In the past two decades the new field of “Narrative Medicine” has emerged from the meeting of medicine and the humanities. Narrative Medicine is the practice of listening for stories in healthcare. Rita Charon, the field’s leading pioneer, explains that Narrative Medicine responds to the need in healthcare for doctors (as well as nurses, social workers, physician assistants, and other health care providers) to provide better care for patients, and to facilitate new thinking about health and medicine. Charon states, “patients lament that their doctors don’t listen to them or that they seem indifferent to their suffering.”1 Such neglect of empathy, compassion, and forgetting of the internal life of the patient itself suggests a need for healing and education through narration because “to be of clinical help requires that doctors enter the worlds of their patients, if only imaginatively, and to see and interpret these worlds from the patients’ point of view.”2 In response to this burgeoning interdisciplinary field, Pediatric Research is thus proud to announce a new category of article for publication in the field of Narrative Medicine. We would like to provide a forum for stories from physicians of their own personal experiences that inspire us. Many of us are driven by the need to advance care for our patients and we are emotionally attached to their outcomes. Physicians and other health care works are usually not allowed to mourn in public. Yet, now with the crisis of Covid-19 taking center stage in our daily reports on the challenges confronting health care, we hope that this forum will allow for not only “Covid stories” to be shared, but also the many other important narratives that emerge from our experiences as health care providers and patients. As we move forward out of this crisis and into routine care, we should not go back to business as usual. We should learn from this moment as we will benefit as practitioners by listening to the stories of our patients and one another’s stories. Our goal is to inform and inspire readers, to offer authors a place to share their sorrows and joys, and ultimately, through such creative expression of the healer’s bent, to foster the best care we can for our patients.

Storytelling is ancient and has powerful effects on human motivation. Storytelling helps us view the comedy and tragedy of life with new eyes. We feel less distressed both by telling stories and reading them. We feel less alone when we can empathize with the journeys taken and told by fellow travelers. Narrative Medicine aims to combine the power of literature and uses of all the humanities and arts combined with evidence-based medicine to improve human health and our harmony with both nature and culture.3,4

In medicine we use case histories to illustrate clinical learning points. We also use biographical narratives to offer guidance, inspiration, and moral direction. It is our experience as humans in a complex world that fills the vacuum where no hard evidence is available. Some things cannot be empirically proven and yet we feel them to be true to our nature and our experience. These are the things we find in stories and these are the things that give us strength in times of trouble. Understanding and appreciating narratives in clinical medicine can help the clinician to combine experiential knowledge, evidence-based medicine, and psychosocial perspectives. Even current neuroscience has discovered that the human mind processes stories more effectively than logic. We who work in the medical fields should thus embrace these powerful tools to assist our work with patients and our increasingly important task of caring for ourselves and each other as health care providers.

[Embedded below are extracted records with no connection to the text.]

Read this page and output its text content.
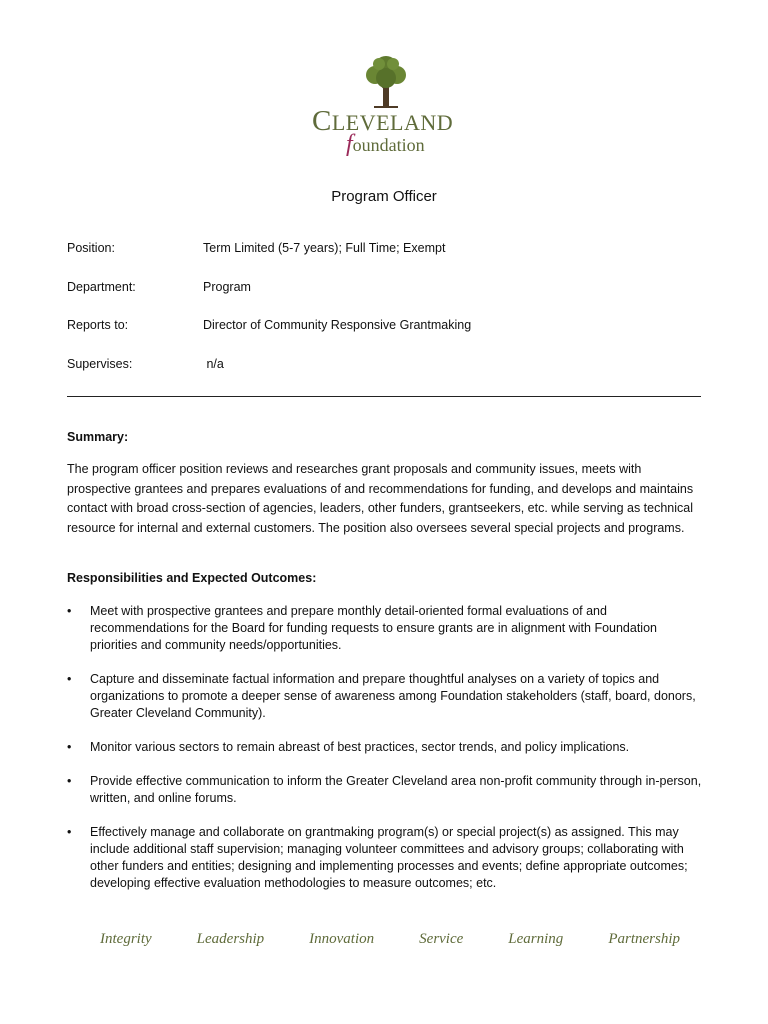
CLEVELAND
foundation
Program Officer
Position:	Term Limited (5-7 years); Full Time; Exempt
Department:	Program
Reports to:	Director of Community Responsive Grantmaking
Supervises:	n/a
Summary:
The program officer position reviews and researches grant proposals and community issues, meets with prospective grantees and prepares evaluations of and recommendations for funding, and develops and maintains contact with broad cross-section of agencies, leaders, other funders, grantseekers, etc. while serving as technical resource for internal and external customers. The position also oversees several special projects and programs.
Responsibilities and Expected Outcomes:
• Meet with prospective grantees and prepare monthly detail-oriented formal evaluations of and recommendations for the Board for funding requests to ensure grants are in alignment with Foundation priorities and community needs/opportunities.
• Capture and disseminate factual information and prepare thoughtful analyses on a variety of topics and organizations to promote a deeper sense of awareness among Foundation stakeholders (staff, board, donors, Greater Cleveland Community).
• Monitor various sectors to remain abreast of best practices, sector trends, and policy implications.
• Provide effective communication to inform the Greater Cleveland area non-profit community through in-person, written, and online forums.
• Effectively manage and collaborate on grantmaking program(s) or special project(s) as assigned. This may include additional staff supervision; managing volunteer committees and advisory groups; collaborating with other funders and entities; designing and implementing processes and events; define appropriate outcomes; developing effective evaluation methodologies to measure outcomes; etc.
Integrity	Leadership	Innovation	Service	Learning	Partnership
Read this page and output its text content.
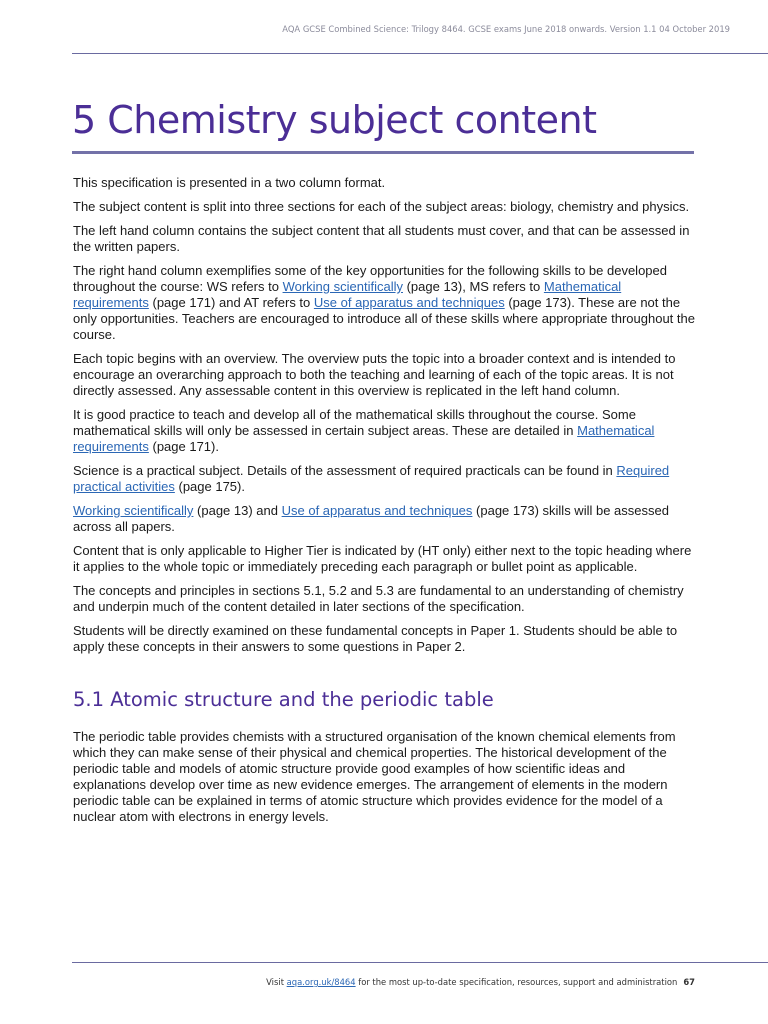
AQA GCSE Combined Science: Trilogy 8464. GCSE exams June 2018 onwards. Version 1.1 04 October 2019
5 Chemistry subject content

This specification is presented in a two column format.

The subject content is split into three sections for each of the subject areas: biology, chemistry and physics.

The left hand column contains the subject content that all students must cover, and that can be assessed in the written papers.

The right hand column exemplifies some of the key opportunities for the following skills to be developed throughout the course: WS refers to Working scientifically (page 13), MS refers to Mathematical requirements (page 171) and AT refers to Use of apparatus and techniques (page 173). These are not the only opportunities. Teachers are encouraged to introduce all of these skills where appropriate throughout the course.

Each topic begins with an overview. The overview puts the topic into a broader context and is intended to encourage an overarching approach to both the teaching and learning of each of the topic areas. It is not directly assessed. Any assessable content in this overview is replicated in the left hand column.

It is good practice to teach and develop all of the mathematical skills throughout the course. Some mathematical skills will only be assessed in certain subject areas. These are detailed in Mathematical requirements (page 171).

Science is a practical subject. Details of the assessment of required practicals can be found in Required practical activities (page 175).

Working scientifically (page 13) and Use of apparatus and techniques (page 173) skills will be assessed across all papers.

Content that is only applicable to Higher Tier is indicated by (HT only) either next to the topic heading where it applies to the whole topic or immediately preceding each paragraph or bullet point as applicable.

The concepts and principles in sections 5.1, 5.2 and 5.3 are fundamental to an understanding of chemistry and underpin much of the content detailed in later sections of the specification.

Students will be directly examined on these fundamental concepts in Paper 1. Students should be able to apply these concepts in their answers to some questions in Paper 2.

5.1 Atomic structure and the periodic table

The periodic table provides chemists with a structured organisation of the known chemical elements from which they can make sense of their physical and chemical properties. The historical development of the periodic table and models of atomic structure provide good examples of how scientific ideas and explanations develop over time as new evidence emerges. The arrangement of elements in the modern periodic table can be explained in terms of atomic structure which provides evidence for the model of a nuclear atom with electrons in energy levels.

Visit aqa.org.uk/8464 for the most up-to-date specification, resources, support and administration 67
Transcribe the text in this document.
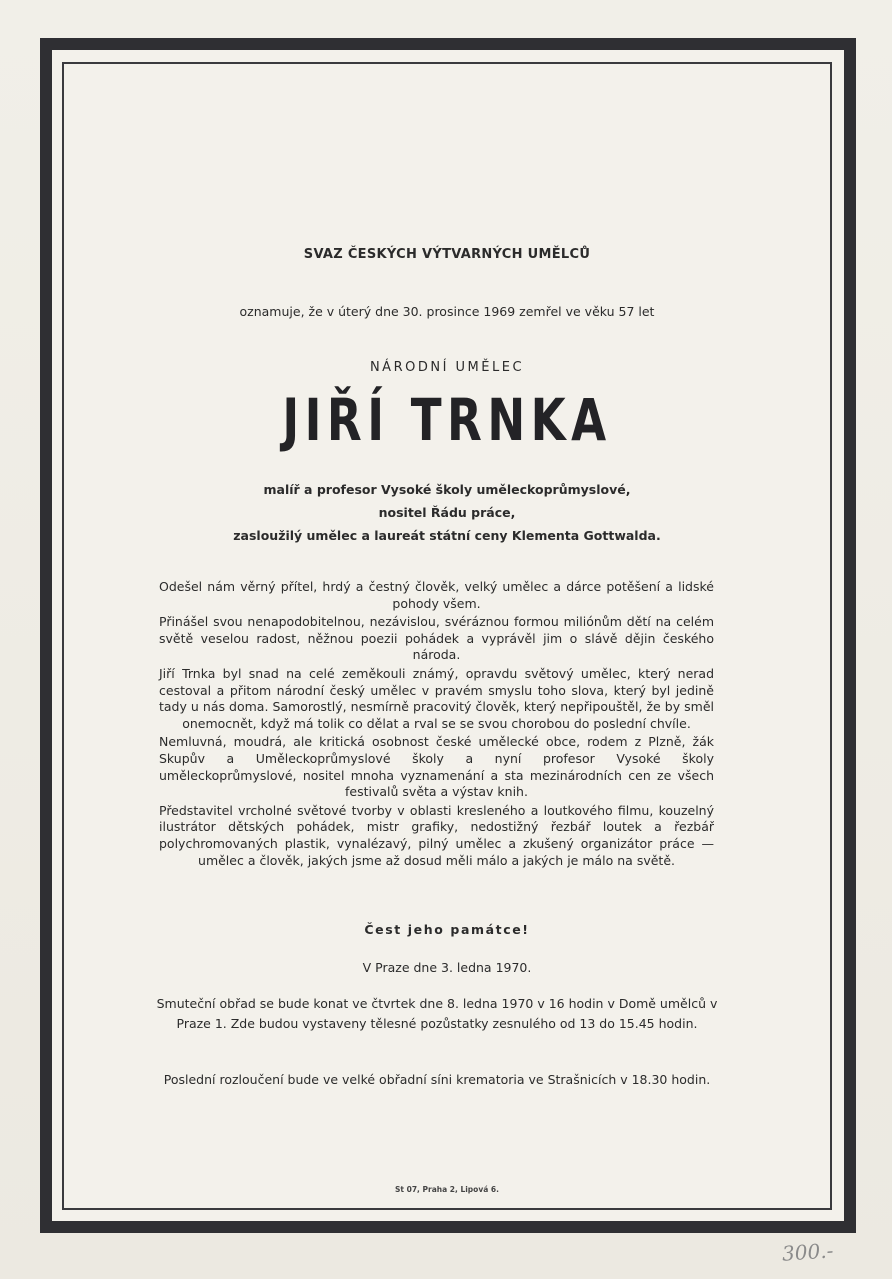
SVAZ ČESKÝCH VÝTVARNÝCH UMĚLCŮ
oznamuje, že v úterý dne 30. prosince 1969 zemřel ve věku 57 let
NÁRODNÍ UMĚLEC
JIŘÍ TRNKA
malíř a profesor Vysoké školy uměleckoprůmyslové,
nositel Řádu práce,
zasloužilý umělec a laureát státní ceny Klementa Gottwalda.

Odešel nám věrný přítel, hrdý a čestný člověk, velký umělec a dárce potěšení a lidské pohody všem.

Přinášel svou nenapodobitelnou, nezávislou, svéráznou formou miliónům dětí na celém světě veselou radost, něžnou poezii pohádek a vyprávěl jim o slávě dějin českého národa.

Jiří Trnka byl snad na celé zeměkouli známý, opravdu světový umělec, který nerad cestoval a přitom národní český umělec v pravém smyslu toho slova, který byl jedině tady u nás doma. Samorostlý, nesmírně pracovitý člověk, který nepřipouštěl, že by směl onemocnět, když má tolik co dělat a rval se se svou chorobou do poslední chvíle.

Nemluvná, moudrá, ale kritická osobnost české umělecké obce, rodem z Plzně, žák Skupův a Uměleckoprůmyslové školy a nyní profesor Vysoké školy uměleckoprůmyslové, nositel mnoha vyznamenání a sta mezinárodních cen ze všech festivalů světa a výstav knih.

Představitel vrcholné světové tvorby v oblasti kresleného a loutkového filmu, kouzelný ilustrátor dětských pohádek, mistr grafiky, nedostižný řezbář loutek a řezbář polychromovaných plastik, vynalézavý, pilný umělec a zkušený organizátor práce — umělec a člověk, jakých jsme až dosud měli málo a jakých je málo na světě.

Čest jeho památce!
V Praze dne 3. ledna 1970.
Smuteční obřad se bude konat ve čtvrtek dne 8. ledna 1970 v 16 hodin v Domě umělců v Praze 1. Zde budou vystaveny tělesné pozůstatky zesnulého od 13 do 15.45 hodin.
Poslední rozloučení bude ve velké obřadní síni krematoria ve Strašnicích v 18.30 hodin.
St 07, Praha 2, Lipová 6.
300.-
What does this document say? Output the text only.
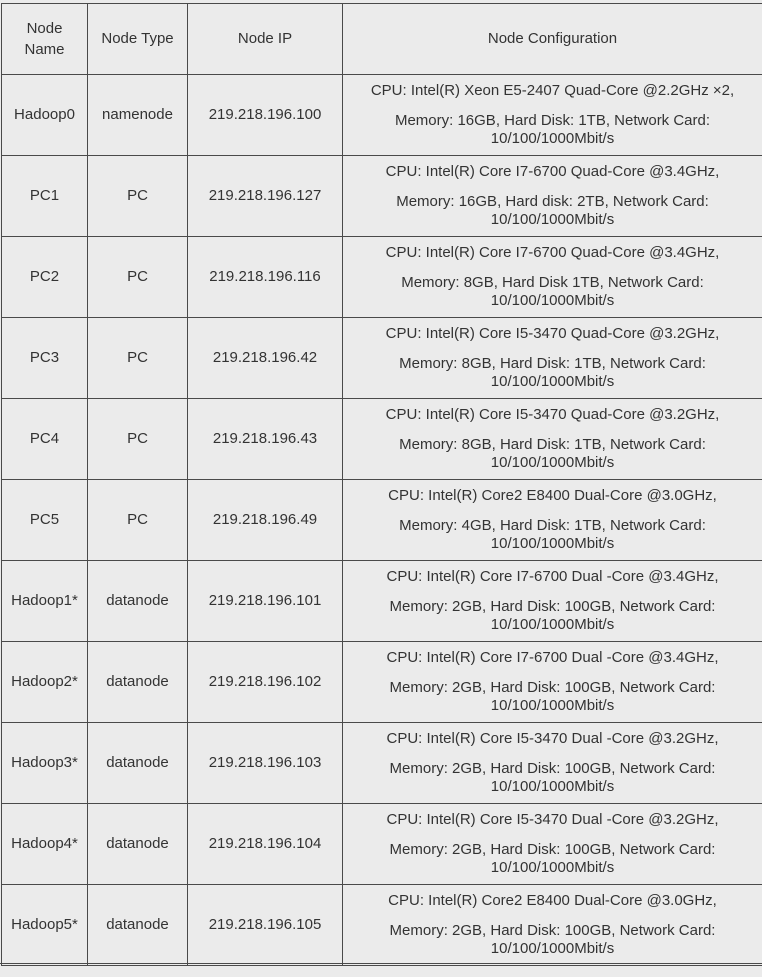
Node Name	Node Type	Node IP	Node Configuration
Hadoop0	namenode	219.218.196.100	CPU: Intel(R) Xeon E5-2407 Quad-Core @2.2GHz ×2,
Memory: 16GB, Hard Disk: 1TB, Network Card:
10/100/1000Mbit/s

PC1	PC	219.218.196.127	CPU: Intel(R) Core I7-6700 Quad-Core @3.4GHz,
Memory: 16GB, Hard disk: 2TB, Network Card:
10/100/1000Mbit/s

PC2	PC	219.218.196.116	CPU: Intel(R) Core I7-6700 Quad-Core @3.4GHz,
Memory: 8GB, Hard Disk 1TB, Network Card:
10/100/1000Mbit/s

PC3	PC	219.218.196.42	CPU: Intel(R) Core I5-3470 Quad-Core @3.2GHz,
Memory: 8GB, Hard Disk: 1TB, Network Card:
10/100/1000Mbit/s

PC4	PC	219.218.196.43	CPU: Intel(R) Core I5-3470 Quad-Core @3.2GHz,
Memory: 8GB, Hard Disk: 1TB, Network Card:
10/100/1000Mbit/s

PC5	PC	219.218.196.49	CPU: Intel(R) Core2 E8400 Dual-Core @3.0GHz,
Memory: 4GB, Hard Disk: 1TB, Network Card:
10/100/1000Mbit/s

Hadoop1*	datanode	219.218.196.101	CPU: Intel(R) Core I7-6700 Dual -Core @3.4GHz,
Memory: 2GB, Hard Disk: 100GB, Network Card:
10/100/1000Mbit/s

Hadoop2*	datanode	219.218.196.102	CPU: Intel(R) Core I7-6700 Dual -Core @3.4GHz,
Memory: 2GB, Hard Disk: 100GB, Network Card:
10/100/1000Mbit/s

Hadoop3*	datanode	219.218.196.103	CPU: Intel(R) Core I5-3470 Dual -Core @3.2GHz,
Memory: 2GB, Hard Disk: 100GB, Network Card:
10/100/1000Mbit/s

Hadoop4*	datanode	219.218.196.104	CPU: Intel(R) Core I5-3470 Dual -Core @3.2GHz,
Memory: 2GB, Hard Disk: 100GB, Network Card:
10/100/1000Mbit/s

Hadoop5*	datanode	219.218.196.105	CPU: Intel(R) Core2 E8400 Dual-Core @3.0GHz,
Memory: 2GB, Hard Disk: 100GB, Network Card:
10/100/1000Mbit/s
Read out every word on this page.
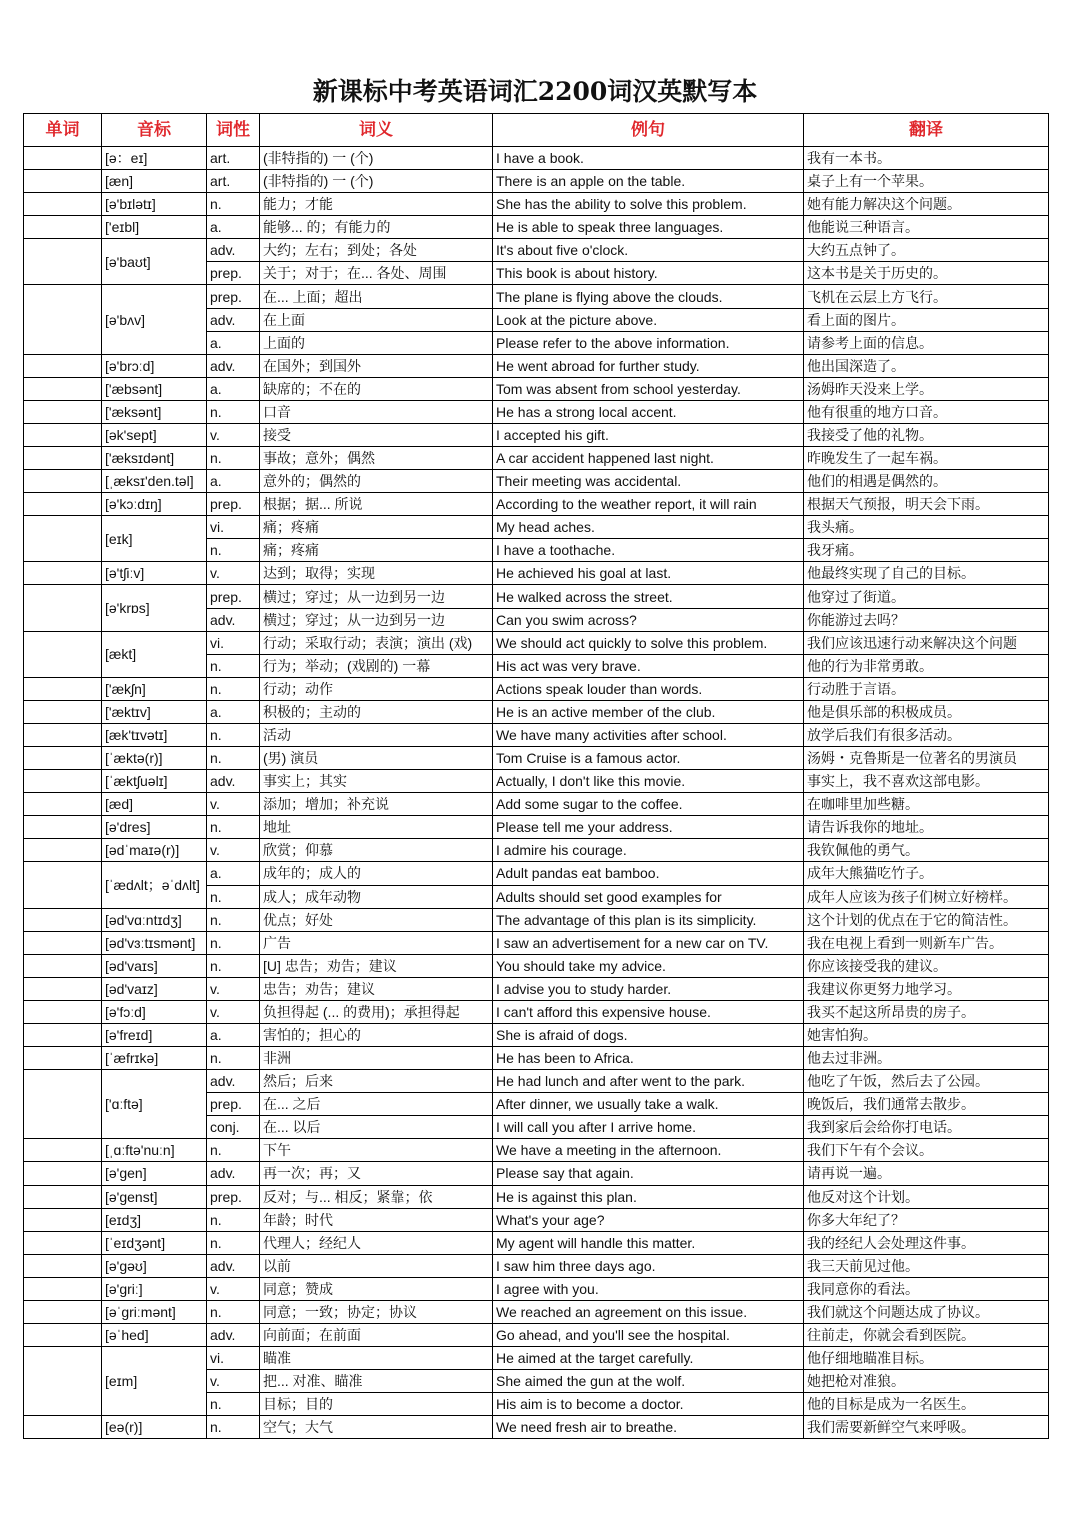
新课标中考英语词汇2200词汉英默写本
单词	音标	词性	词义	例句	翻译
	[ə：eɪ]	art.	(非特指的) 一 (个)	I have a book.	我有一本书。
	[æn]	art.	(非特指的) 一 (个)	There is an apple on the table.	桌子上有一个苹果。
	[ə'bɪlətɪ]	n.	能力；才能	She has the ability to solve this problem.	她有能力解决这个问题。
	['eɪbl]	a.	能够... 的；有能力的	He is able to speak three languages.	他能说三种语言。
	[ə'baʊt]	adv.	大约；左右；到处；各处	It's about five o'clock.	大约五点钟了。
		prep.	关于；对于；在... 各处、周围	This book is about history.	这本书是关于历史的。
	[ə'bʌv]	prep.	在... 上面；超出	The plane is flying above the clouds.	飞机在云层上方飞行。
		adv.	在上面	Look at the picture above.	看上面的图片。
		a.	上面的	Please refer to the above information.	请参考上面的信息。
	[ə'brɔːd]	adv.	在国外；到国外	He went abroad for further study.	他出国深造了。
	['æbsənt]	a.	缺席的；不在的	Tom was absent from school yesterday.	汤姆昨天没来上学。
	['æksənt]	n.	口音	He has a strong local accent.	他有很重的地方口音。
	[ək'sept]	v.	接受	I accepted his gift.	我接受了他的礼物。
	['æksɪdənt]	n.	事故；意外；偶然	A car accident happened last night.	昨晚发生了一起车祸。
	[ˌæksɪ'den.təl]	a.	意外的；偶然的	Their meeting was accidental.	他们的相遇是偶然的。
	[ə'kɔːdɪŋ]	prep.	根据；据... 所说	According to the weather report, it will rain	根据天气预报，明天会下雨。
	[eɪk]	vi.	痛；疼痛	My head aches.	我头痛。
		n.	痛；疼痛	I have a toothache.	我牙痛。
	[ə'tʃiːv]	v.	达到；取得；实现	He achieved his goal at last.	他最终实现了自己的目标。
	[ə'krɒs]	prep.	横过；穿过；从一边到另一边	He walked across the street.	他穿过了街道。
		adv.	横过；穿过；从一边到另一边	Can you swim across?	你能游过去吗？
	[ækt]	vi.	行动；采取行动；表演；演出 (戏)	We should act quickly to solve this problem.	我们应该迅速行动来解决这个问题
		n.	行为；举动；(戏剧的) 一幕	His act was very brave.	他的行为非常勇敢。
	['ækʃn]	n.	行动；动作	Actions speak louder than words.	行动胜于言语。
	['æktɪv]	a.	积极的；主动的	He is an active member of the club.	他是俱乐部的积极成员。
	[æk'tɪvətɪ]	n.	活动	We have many activities after school.	放学后我们有很多活动。
	[ˈæktə(r)]	n.	(男) 演员	Tom Cruise is a famous actor.	汤姆・克鲁斯是一位著名的男演员
	[ˈæktʃuəlɪ]	adv.	事实上；其实	Actually, I don't like this movie.	事实上，我不喜欢这部电影。
	[æd]	v.	添加；增加；补充说	Add some sugar to the coffee.	在咖啡里加些糖。
	[ə'dres]	n.	地址	Please tell me your address.	请告诉我你的地址。
	[ədˈmaɪə(r)]	v.	欣赏；仰慕	I admire his courage.	我钦佩他的勇气。
	[ˈædʌlt；əˈdʌlt]	a.	成年的；成人的	Adult pandas eat bamboo.	成年大熊猫吃竹子。
		n.	成人；成年动物	Adults should set good examples for	成年人应该为孩子们树立好榜样。
	[əd'vɑːntɪdʒ]	n.	优点；好处	The advantage of this plan is its simplicity.	这个计划的优点在于它的简洁性。
	[əd'vɜːtɪsmənt]	n.	广告	I saw an advertisement for a new car on TV.	我在电视上看到一则新车广告。
	[əd'vaɪs]	n.	[U] 忠告；劝告；建议	You should take my advice.	你应该接受我的建议。
	[əd'vaɪz]	v.	忠告；劝告；建议	I advise you to study harder.	我建议你更努力地学习。
	[ə'fɔːd]	v.	负担得起 (... 的费用)；承担得起	I can't afford this expensive house.	我买不起这所昂贵的房子。
	[ə'freɪd]	a.	害怕的；担心的	She is afraid of dogs.	她害怕狗。
	[ˈæfrɪkə]	n.	非洲	He has been to Africa.	他去过非洲。
	['ɑːftə]	adv.	然后；后来	He had lunch and after went to the park.	他吃了午饭，然后去了公园。
		prep.	在... 之后	After dinner, we usually take a walk.	晚饭后，我们通常去散步。
		conj.	在... 以后	I will call you after I arrive home.	我到家后会给你打电话。
	[ˌɑːftə'nuːn]	n.	下午	We have a meeting in the afternoon.	我们下午有个会议。
	[ə'gen]	adv.	再一次；再；又	Please say that again.	请再说一遍。
	[ə'genst]	prep.	反对；与... 相反；紧靠；依	He is against this plan.	他反对这个计划。
	[eɪdʒ]	n.	年龄；时代	What's your age?	你多大年纪了？
	[ˈeɪdʒənt]	n.	代理人；经纪人	My agent will handle this matter.	我的经纪人会处理这件事。
	[ə'gəʊ]	adv.	以前	I saw him three days ago.	我三天前见过他。
	[ə'griː]	v.	同意；赞成	I agree with you.	我同意你的看法。
	[əˈgriːmənt]	n.	同意；一致；协定；协议	We reached an agreement on this issue.	我们就这个问题达成了协议。
	[əˈhed]	adv.	向前面；在前面	Go ahead, and you'll see the hospital.	往前走，你就会看到医院。
	[eɪm]	vi.	瞄准	He aimed at the target carefully.	他仔细地瞄准目标。
		v.	把... 对准、瞄准	She aimed the gun at the wolf.	她把枪对准狼。
		n.	目标；目的	His aim is to become a doctor.	他的目标是成为一名医生。
	[eə(r)]	n.	空气；大气	We need fresh air to breathe.	我们需要新鲜空气来呼吸。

The healing powers of Narrative Medicine are being increasingly recognized, so much so that Universities have master degree programs in this subject. Examples of such programs include Columbia University and the University of Southern California. Students are drawn not only from medicine, but also from a variety of healthcare workers and those in the humanities for a multidisciplinary experience. It is time for all medical fields to listen and to learn from the trends of our times. Here in the era of COVID-19, we feel that it is especially important to launch this new initiative now. In this issue of Pediatric Research, we publish our two first Narrative Medicine pieces.5,6 Please read them and be moved.